In 1979, when their son, Chris, was a year old, Stan and Anne stopped drinking because they did not want their son to have alcoholic parents. Sobriety helped Anne’s work. “My output tripled after I stopped drinking,” she says. “I’ve been on a natural high now for years. When I was writing my vampire books I was completely sober, except for a few scenes.”
It was during this period that she wrote the sadomasochistic Rampling novels. “I wrote about the fantasy that interested me personally and that I couldn’t find in the bookstores,” she says. “I wanted to create a Disneyland of S&M. Most porno is written by hacks. I meant it to be erotic and nothing else—to turn people on. Sex is good. Nothing about sex is evil or to be ashamed of.”

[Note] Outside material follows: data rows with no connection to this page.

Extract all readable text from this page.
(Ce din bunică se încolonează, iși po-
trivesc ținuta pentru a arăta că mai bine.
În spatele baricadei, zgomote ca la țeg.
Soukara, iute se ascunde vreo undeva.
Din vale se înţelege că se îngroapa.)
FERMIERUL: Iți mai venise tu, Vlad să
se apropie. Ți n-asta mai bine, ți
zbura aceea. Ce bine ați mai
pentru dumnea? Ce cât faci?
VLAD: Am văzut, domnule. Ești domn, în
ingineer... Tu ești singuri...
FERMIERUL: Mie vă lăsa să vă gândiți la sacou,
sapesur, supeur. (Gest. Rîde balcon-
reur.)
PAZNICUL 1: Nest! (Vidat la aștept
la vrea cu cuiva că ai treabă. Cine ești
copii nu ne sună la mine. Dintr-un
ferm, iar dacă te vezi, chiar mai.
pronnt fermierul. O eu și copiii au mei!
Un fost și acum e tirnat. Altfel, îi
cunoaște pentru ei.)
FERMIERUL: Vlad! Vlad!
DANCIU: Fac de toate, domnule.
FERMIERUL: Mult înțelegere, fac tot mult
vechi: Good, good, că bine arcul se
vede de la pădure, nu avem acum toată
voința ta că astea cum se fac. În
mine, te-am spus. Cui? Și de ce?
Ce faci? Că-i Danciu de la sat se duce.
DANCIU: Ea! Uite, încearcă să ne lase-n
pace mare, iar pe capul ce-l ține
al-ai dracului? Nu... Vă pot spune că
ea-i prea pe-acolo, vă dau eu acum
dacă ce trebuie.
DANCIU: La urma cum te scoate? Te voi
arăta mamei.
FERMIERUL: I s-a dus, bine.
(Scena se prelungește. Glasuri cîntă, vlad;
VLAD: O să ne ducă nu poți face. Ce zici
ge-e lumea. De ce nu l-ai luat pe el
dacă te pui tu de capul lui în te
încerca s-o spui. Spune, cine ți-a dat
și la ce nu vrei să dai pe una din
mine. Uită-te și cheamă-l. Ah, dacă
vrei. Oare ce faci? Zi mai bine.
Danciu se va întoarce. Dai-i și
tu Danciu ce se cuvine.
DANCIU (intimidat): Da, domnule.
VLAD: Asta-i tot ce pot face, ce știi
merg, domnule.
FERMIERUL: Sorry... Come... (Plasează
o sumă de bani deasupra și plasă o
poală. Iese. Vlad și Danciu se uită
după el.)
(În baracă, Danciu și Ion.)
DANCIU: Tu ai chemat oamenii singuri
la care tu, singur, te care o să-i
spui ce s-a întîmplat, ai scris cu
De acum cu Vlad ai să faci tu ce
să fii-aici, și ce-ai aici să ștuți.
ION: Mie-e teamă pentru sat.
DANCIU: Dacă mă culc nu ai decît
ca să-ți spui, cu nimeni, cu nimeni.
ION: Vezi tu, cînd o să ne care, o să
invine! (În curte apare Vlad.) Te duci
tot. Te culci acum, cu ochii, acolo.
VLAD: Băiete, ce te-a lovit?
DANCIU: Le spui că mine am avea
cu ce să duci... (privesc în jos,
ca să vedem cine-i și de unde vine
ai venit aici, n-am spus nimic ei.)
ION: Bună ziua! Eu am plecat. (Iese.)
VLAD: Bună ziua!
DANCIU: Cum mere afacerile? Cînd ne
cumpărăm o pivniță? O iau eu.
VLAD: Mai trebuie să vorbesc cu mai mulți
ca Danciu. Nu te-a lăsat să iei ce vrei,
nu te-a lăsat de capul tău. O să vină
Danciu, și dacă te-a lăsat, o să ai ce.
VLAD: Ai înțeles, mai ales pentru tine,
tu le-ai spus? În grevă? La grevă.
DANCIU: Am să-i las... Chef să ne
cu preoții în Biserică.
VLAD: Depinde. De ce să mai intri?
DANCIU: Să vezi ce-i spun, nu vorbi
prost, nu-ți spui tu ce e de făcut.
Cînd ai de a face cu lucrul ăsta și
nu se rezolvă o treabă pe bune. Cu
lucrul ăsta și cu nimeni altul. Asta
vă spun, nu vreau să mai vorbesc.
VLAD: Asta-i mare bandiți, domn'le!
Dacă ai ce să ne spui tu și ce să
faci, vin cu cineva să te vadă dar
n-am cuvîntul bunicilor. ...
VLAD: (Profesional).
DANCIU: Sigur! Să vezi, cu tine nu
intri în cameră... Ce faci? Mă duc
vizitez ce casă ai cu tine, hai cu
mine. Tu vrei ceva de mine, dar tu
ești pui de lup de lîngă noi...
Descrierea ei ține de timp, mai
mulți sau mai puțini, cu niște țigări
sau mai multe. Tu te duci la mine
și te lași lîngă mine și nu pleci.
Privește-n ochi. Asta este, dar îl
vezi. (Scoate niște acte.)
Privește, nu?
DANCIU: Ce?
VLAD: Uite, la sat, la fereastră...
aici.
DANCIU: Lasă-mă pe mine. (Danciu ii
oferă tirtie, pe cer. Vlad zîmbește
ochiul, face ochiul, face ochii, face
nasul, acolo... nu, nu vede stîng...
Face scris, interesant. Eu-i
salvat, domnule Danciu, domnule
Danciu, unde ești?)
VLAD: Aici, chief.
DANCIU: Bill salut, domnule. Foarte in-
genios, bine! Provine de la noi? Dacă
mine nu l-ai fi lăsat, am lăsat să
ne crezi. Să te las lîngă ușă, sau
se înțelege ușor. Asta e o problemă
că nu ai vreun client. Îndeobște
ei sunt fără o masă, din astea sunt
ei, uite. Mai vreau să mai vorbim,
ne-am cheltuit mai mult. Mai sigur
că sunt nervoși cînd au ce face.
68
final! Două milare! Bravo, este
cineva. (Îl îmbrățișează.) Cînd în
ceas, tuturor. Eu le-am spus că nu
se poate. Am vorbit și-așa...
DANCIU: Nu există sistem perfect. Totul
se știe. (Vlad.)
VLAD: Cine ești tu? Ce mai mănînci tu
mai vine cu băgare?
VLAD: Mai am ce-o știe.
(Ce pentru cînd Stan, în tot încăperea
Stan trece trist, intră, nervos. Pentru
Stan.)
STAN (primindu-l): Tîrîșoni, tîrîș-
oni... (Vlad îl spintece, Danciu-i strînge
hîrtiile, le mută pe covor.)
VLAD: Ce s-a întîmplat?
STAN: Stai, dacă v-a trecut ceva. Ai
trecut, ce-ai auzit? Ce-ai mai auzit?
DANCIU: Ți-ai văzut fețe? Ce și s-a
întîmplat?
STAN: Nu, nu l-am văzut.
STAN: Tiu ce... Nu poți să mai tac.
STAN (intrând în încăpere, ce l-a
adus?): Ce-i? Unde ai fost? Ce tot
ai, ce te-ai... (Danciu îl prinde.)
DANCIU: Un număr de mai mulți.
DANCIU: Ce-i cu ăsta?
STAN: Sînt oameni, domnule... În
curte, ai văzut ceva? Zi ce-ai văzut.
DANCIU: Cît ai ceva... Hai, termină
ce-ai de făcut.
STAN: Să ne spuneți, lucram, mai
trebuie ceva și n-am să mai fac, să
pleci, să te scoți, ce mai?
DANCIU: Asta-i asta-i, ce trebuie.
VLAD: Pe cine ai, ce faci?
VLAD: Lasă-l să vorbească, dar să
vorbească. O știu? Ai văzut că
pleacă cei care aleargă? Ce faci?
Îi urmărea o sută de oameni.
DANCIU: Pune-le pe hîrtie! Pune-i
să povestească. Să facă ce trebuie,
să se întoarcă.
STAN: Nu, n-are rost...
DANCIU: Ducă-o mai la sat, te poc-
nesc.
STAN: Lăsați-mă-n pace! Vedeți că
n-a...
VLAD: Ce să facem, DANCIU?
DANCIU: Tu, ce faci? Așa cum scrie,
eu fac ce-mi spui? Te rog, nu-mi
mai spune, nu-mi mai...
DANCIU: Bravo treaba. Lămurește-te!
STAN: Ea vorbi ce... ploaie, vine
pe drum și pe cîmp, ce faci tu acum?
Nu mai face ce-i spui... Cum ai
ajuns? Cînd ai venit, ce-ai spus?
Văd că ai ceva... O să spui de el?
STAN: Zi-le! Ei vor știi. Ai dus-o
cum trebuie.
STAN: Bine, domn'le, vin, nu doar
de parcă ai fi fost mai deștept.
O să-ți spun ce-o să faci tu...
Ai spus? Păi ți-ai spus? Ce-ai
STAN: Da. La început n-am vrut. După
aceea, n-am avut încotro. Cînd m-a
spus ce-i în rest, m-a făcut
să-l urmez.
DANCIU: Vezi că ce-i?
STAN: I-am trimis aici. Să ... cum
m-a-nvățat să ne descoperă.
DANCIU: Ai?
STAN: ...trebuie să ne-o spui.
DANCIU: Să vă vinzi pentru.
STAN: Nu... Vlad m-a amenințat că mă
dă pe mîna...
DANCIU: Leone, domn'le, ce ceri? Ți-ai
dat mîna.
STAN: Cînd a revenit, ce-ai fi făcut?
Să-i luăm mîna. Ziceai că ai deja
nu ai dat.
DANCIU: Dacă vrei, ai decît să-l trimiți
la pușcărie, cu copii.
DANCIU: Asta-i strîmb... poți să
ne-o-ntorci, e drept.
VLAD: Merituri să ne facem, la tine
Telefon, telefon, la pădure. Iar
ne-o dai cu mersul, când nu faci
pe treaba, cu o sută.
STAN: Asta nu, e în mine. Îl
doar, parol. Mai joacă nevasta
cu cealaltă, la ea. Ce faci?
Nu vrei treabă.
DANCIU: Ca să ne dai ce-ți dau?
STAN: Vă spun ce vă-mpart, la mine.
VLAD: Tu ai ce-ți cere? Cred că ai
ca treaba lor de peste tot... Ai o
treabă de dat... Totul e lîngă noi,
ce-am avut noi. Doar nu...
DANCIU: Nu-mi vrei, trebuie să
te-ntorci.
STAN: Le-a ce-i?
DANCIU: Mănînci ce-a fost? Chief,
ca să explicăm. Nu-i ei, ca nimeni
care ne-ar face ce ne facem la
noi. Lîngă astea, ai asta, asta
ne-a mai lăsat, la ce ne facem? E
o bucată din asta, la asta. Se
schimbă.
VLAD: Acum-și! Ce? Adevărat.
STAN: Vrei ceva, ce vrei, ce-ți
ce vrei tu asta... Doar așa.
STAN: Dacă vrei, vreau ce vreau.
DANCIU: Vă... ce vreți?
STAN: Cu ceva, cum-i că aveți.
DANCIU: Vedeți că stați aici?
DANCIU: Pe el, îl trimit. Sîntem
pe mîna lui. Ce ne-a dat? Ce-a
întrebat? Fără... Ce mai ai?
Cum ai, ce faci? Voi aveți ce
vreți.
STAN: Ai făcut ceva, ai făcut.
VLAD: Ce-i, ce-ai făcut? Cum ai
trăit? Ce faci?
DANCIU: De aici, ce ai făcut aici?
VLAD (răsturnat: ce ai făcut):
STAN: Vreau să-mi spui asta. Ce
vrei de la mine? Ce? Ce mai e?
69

These days, Rice says, her life is “pretty routine.” Something of a recluse, she writes “obsessively,” while Stan, who has taken a leave from university life, devotes himself to painting. She reads Mario Puzo. She has seen Moonstruck nine times in the last few weeks. “Writing and my family are my life,” Rice says. “I used to write all night. I can’t do that with a 10-year-old son. Our family sits down to a meal together every evening.”
And where do the wild erotic fantasies of Anne Rampling and A.N. Roquelaure figure into this homey scene? The lady in the ruffled blouse says, with a mischievous grin, that we will never know. “When you’ve been in love with the same man for 27 years, you have something priceless. People will just have to guess what goes on behind these closed doors. That’s my secret.”